RANGE BASED COLLECTION CACHE
A system enables older cached data to be kept against the same key while adding in new sets of data in the cache that have the affected dimensional changes. Set membership functions such as intersection and difference may be used on each dimension of the data to derive the correct range for which partition the data must belong to. Each range-based, partitioned set in the cache that is against the same key is mutually exclusive with another range-based, partitioned set for the same key. With ranged-based, partitioned set, a key can be queried to find out which sets are already stored and which sets may need to be stored. This approach allows the caching to be served longer when there are queries that are only interested in subsets of the data.

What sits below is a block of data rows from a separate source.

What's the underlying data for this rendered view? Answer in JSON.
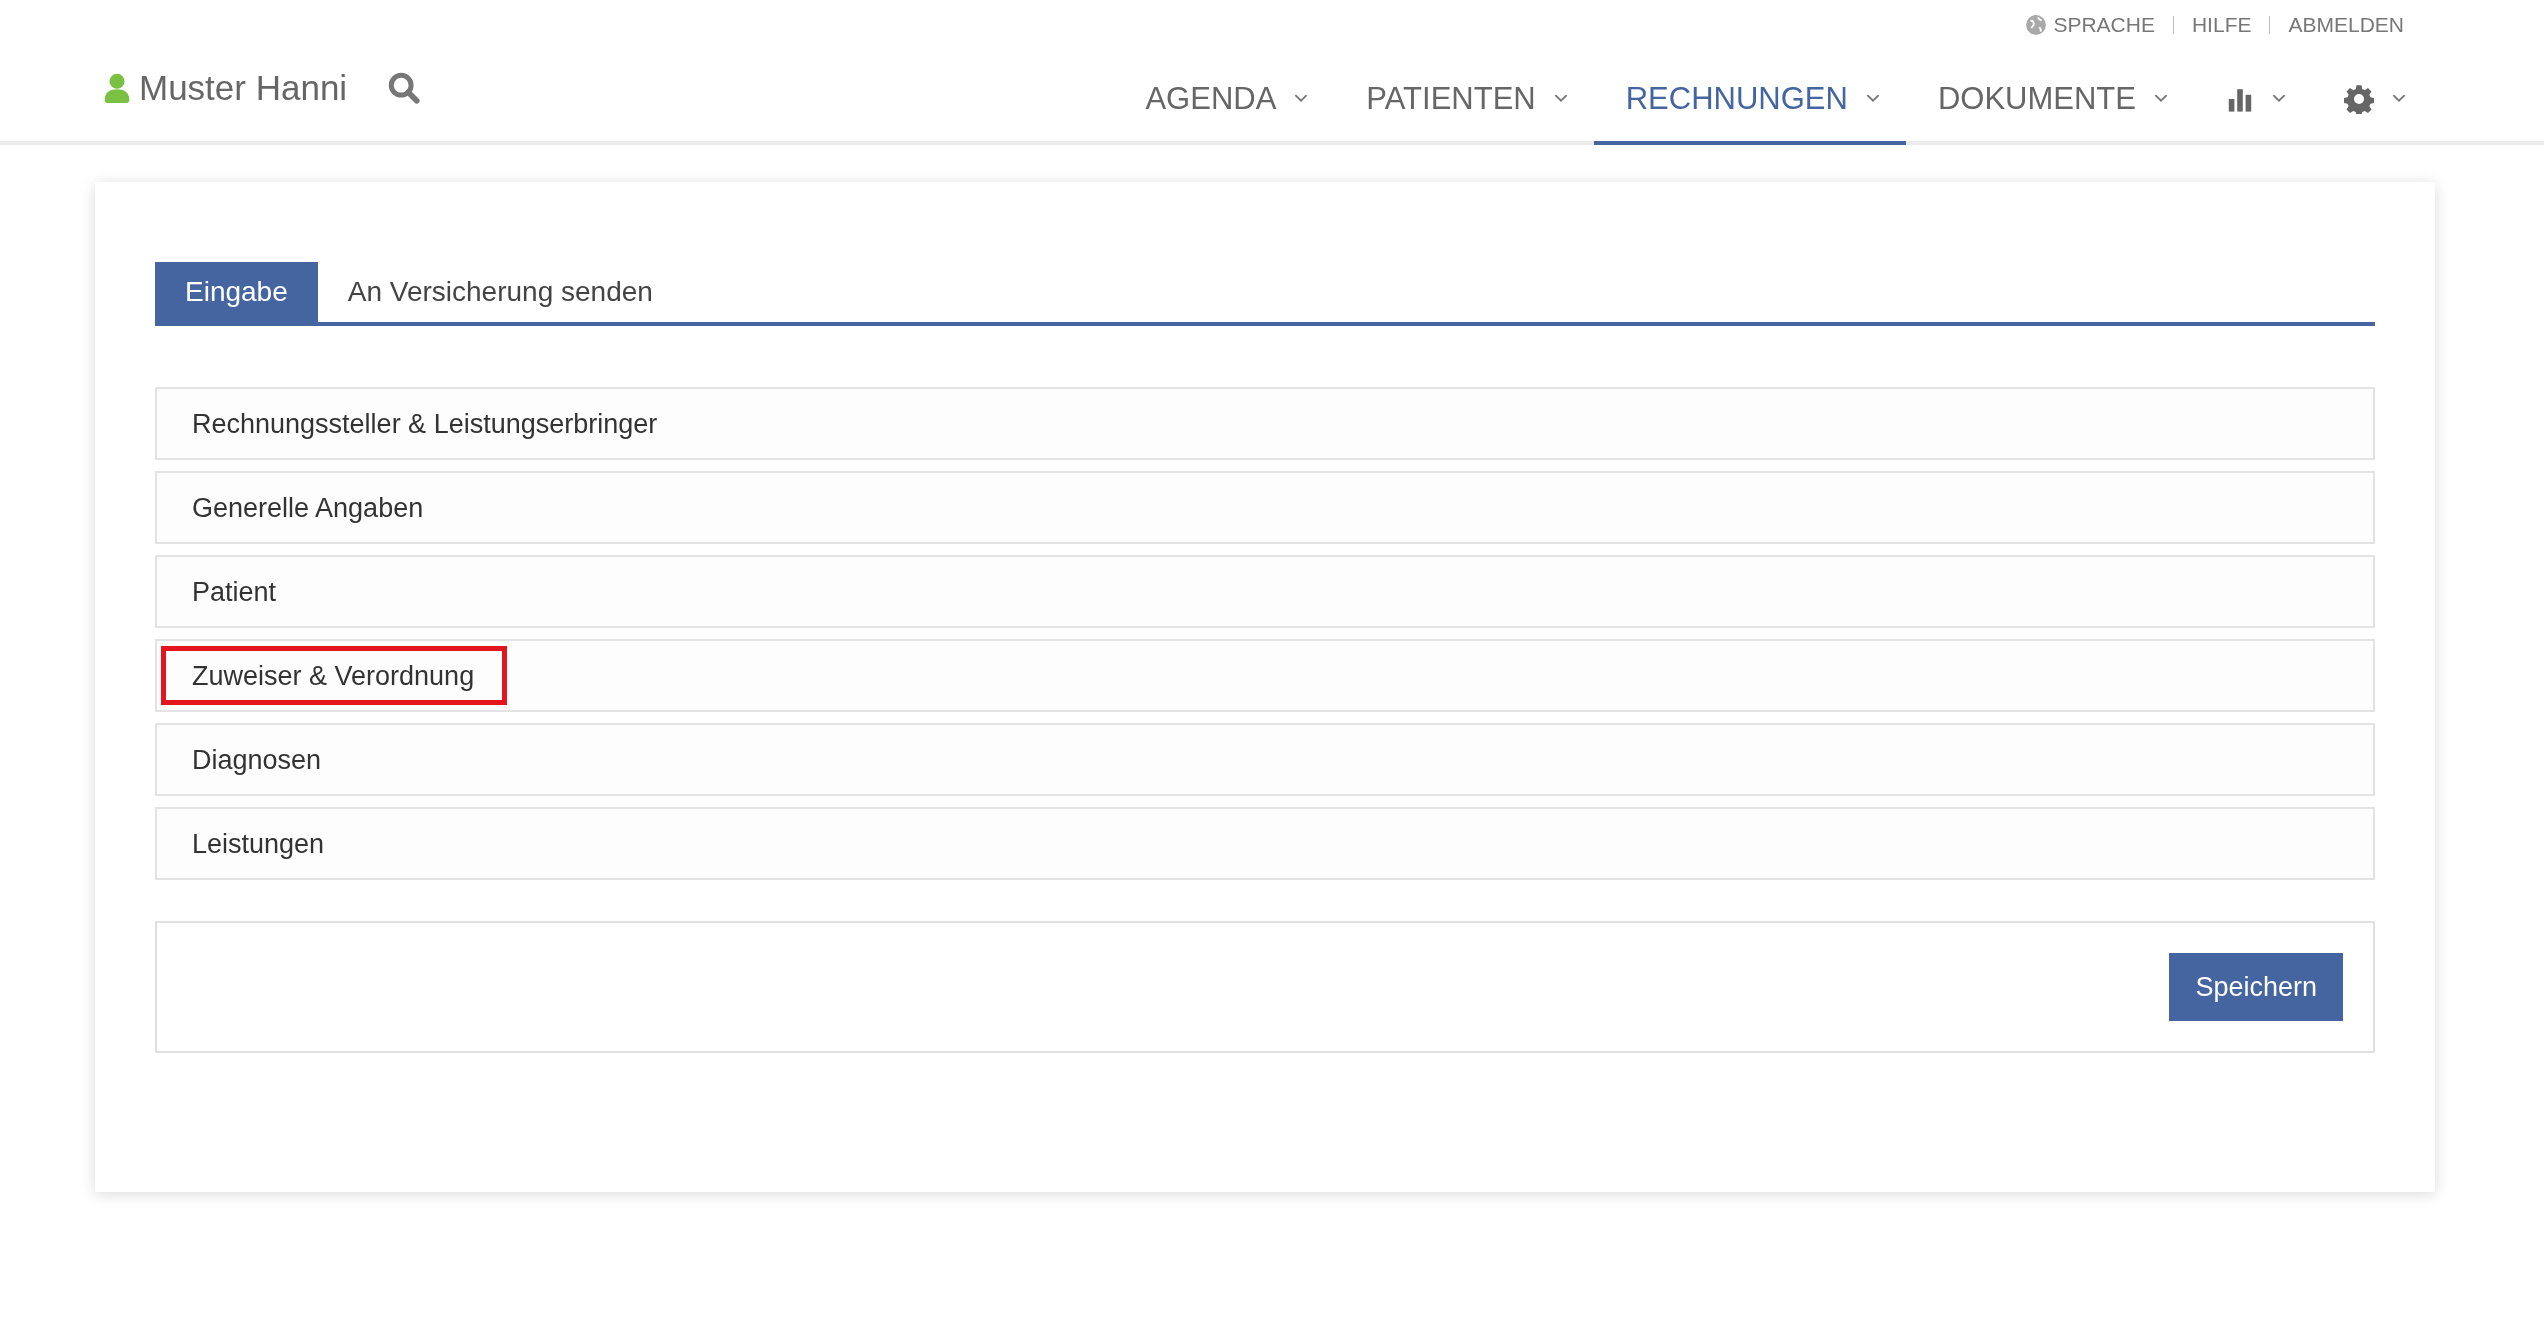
{
  "top_links": [
    {
      "label": "SPRACHE"
    },
    {
      "label": "HILFE"
    },
    {
      "label": "ABMELDEN"
    }
  ],
  "user": {
    "name": "Muster Hanni"
  },
  "nav": [
    {
      "kind": "text",
      "label": "AGENDA",
      "selected": false
    },
    {
      "kind": "text",
      "label": "PATIENTEN",
      "selected": false
    },
    {
      "kind": "text",
      "label": "RECHNUNGEN",
      "selected": true
    },
    {
      "kind": "text",
      "label": "DOKUMENTE",
      "selected": false
    },
    {
      "kind": "chart",
      "selected": false
    },
    {
      "kind": "gear",
      "selected": false
    }
  ],
  "tabs": [
    {
      "label": "Eingabe",
      "selected": true
    },
    {
      "label": "An Versicherung senden",
      "selected": false
    }
  ],
  "sections": [
    {
      "label": "Rechnungssteller & Leistungserbringer",
      "highlighted": false
    },
    {
      "label": "Generelle Angaben",
      "highlighted": false
    },
    {
      "label": "Patient",
      "highlighted": false
    },
    {
      "label": "Zuweiser & Verordnung",
      "highlighted": true
    },
    {
      "label": "Diagnosen",
      "highlighted": false
    },
    {
      "label": "Leistungen",
      "highlighted": false
    }
  ],
  "save_button": "Speichern"
}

Businesses must fetch and process large amounts of data to make strategic decisions and be successful. Caching is used to by computing systems to improve performance in fetching data by storing the data that is associated with a key in memory. When data is derived from multiple dimensions such as time component (like date ranges), names of something, and so forth, only the partial data may get changed as the dimension changes in size. Because of this, the cache gets cleared and new data with new dimensions are stored again. This rewrite of data costs caching performance due to re-serialization of the same data. What is needed is an improved method for handling cached data.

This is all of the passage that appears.